I consider myself a true lover of good music.. I listen to everything from metal to jazz and blues and onto country music at times. I really enjoy the music itself and especially when it can be head via a great sounding set of headphones. I dropped the $$$ yesterday at BestBuy and picked up a set of the Beats Tour earbuds by MonsterCable and Dr. Dre. 

I really bought these earbuds in disbelief that they would be worth the money. As the owner of 20 different sets of ear buds, including Shure E3c's, Shure E2'c, Sennheisers, ect..., I am always looking for something more perfect than my already very nice collection ofquality headphones. I picked these up for right at $160 including tax and went to the car with a grin on my face. The packaging, like everything monster cable, is overdone but very classy and very nice. The headphone come with a very nice carrying pouch like my Shures and some of the nicer Skull Candy earbuds. They are a shiny black finish with wide flat red cables designed to help with tangling. Included in the box is 3 sets of mushroom style soft ear inserts and 2 sizes of the conical tree shaped ear inserts.
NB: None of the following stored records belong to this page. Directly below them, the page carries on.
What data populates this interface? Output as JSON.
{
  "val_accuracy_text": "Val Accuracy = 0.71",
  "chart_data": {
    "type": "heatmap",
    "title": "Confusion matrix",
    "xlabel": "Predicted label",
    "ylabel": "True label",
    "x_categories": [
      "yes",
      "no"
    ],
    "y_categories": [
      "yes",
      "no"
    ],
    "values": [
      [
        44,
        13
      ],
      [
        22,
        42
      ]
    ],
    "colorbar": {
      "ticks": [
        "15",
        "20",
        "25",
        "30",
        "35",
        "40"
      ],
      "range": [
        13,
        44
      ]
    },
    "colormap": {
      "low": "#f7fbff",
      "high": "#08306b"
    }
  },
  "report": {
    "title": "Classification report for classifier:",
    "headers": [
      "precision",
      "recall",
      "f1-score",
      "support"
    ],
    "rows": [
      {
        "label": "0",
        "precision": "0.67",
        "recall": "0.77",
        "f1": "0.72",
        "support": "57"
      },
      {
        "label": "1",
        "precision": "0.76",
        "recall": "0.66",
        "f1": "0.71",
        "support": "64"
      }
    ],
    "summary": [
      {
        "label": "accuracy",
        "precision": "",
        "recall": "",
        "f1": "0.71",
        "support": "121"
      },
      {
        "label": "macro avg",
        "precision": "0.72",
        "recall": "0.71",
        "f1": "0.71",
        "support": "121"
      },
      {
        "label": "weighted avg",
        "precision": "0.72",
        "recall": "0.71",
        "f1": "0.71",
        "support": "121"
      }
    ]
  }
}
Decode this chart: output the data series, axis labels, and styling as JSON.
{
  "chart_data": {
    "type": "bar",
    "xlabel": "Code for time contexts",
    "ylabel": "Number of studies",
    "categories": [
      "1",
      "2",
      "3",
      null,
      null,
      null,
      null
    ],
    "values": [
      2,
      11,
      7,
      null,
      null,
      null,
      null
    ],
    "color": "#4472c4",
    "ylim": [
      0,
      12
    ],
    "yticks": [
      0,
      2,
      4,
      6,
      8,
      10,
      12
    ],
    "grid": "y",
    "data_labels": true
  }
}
I didnt have my 120GB Zune with me at the store but I did have my 32gb iPhone 3GS so i plugged her up and chose a song. I hit play put my finger on the volume, laid my head back, and closed my eyes. My immediate impression of these were how crazy crisp the highs were. The cymbal hits had a superb "pop" to them that at high volume actually made me blink at tad at loud hit. As soon as I heard that I was very impressed, however most earbuds with great highs are usually lacking the low end bass response as well. You usually get crisp and flat or deep and muddy with ear buds unless you go from a set of Shure e3c's or higher. Soon after I am enjoying the crisp sounds of the highs comes the bass line.. WOW!! The bass response was very powerful without being muddy at all! Have I heard a more bassy set of earbuds? YES. Were they muddy as hell? YES. The Beats Tour were far from muddy, they have a very responsive bass note and the drivers recover very quickly giving you the next bass note and allowing you to hear the separation in the bass as it were intended. Already I am smiling from ear to ear about how these bad boys sound, and I am in real disbelief. Next on that track comes in the vocals.... I was hit with a very strong vocal line of a womans voice that made my smile get that much larger. Just as the high hat was and the bass line, there was a very distinct crispness in everything that was entering my ear canal.

I have to say that I am extremely impressed with these earbuds and I have no desire to return them to BestBuy as I was sure I would. I am out $160 now for sure because these earbuds are here to stay. Do I recommend them? In a heart beat! Are they worth the money? Well, I would love to have gotten these for $120 for sure, and hated that at a MSRP of $150 was the bottom dollar but yes they are worth the money. I do think monster cable would sell 3 times as many sets if they dropped their pricing down another $20-$30 but with these, that will probably never happen.

I am looking forward to hitting the slopes this winter with these blasting crisp, clean, goodness into my ear canal.


----------



## Guest (Oct 2, 2009)

Might wanna change that next to last paragraph, since you DID take them back to Best Buy. LOL


----------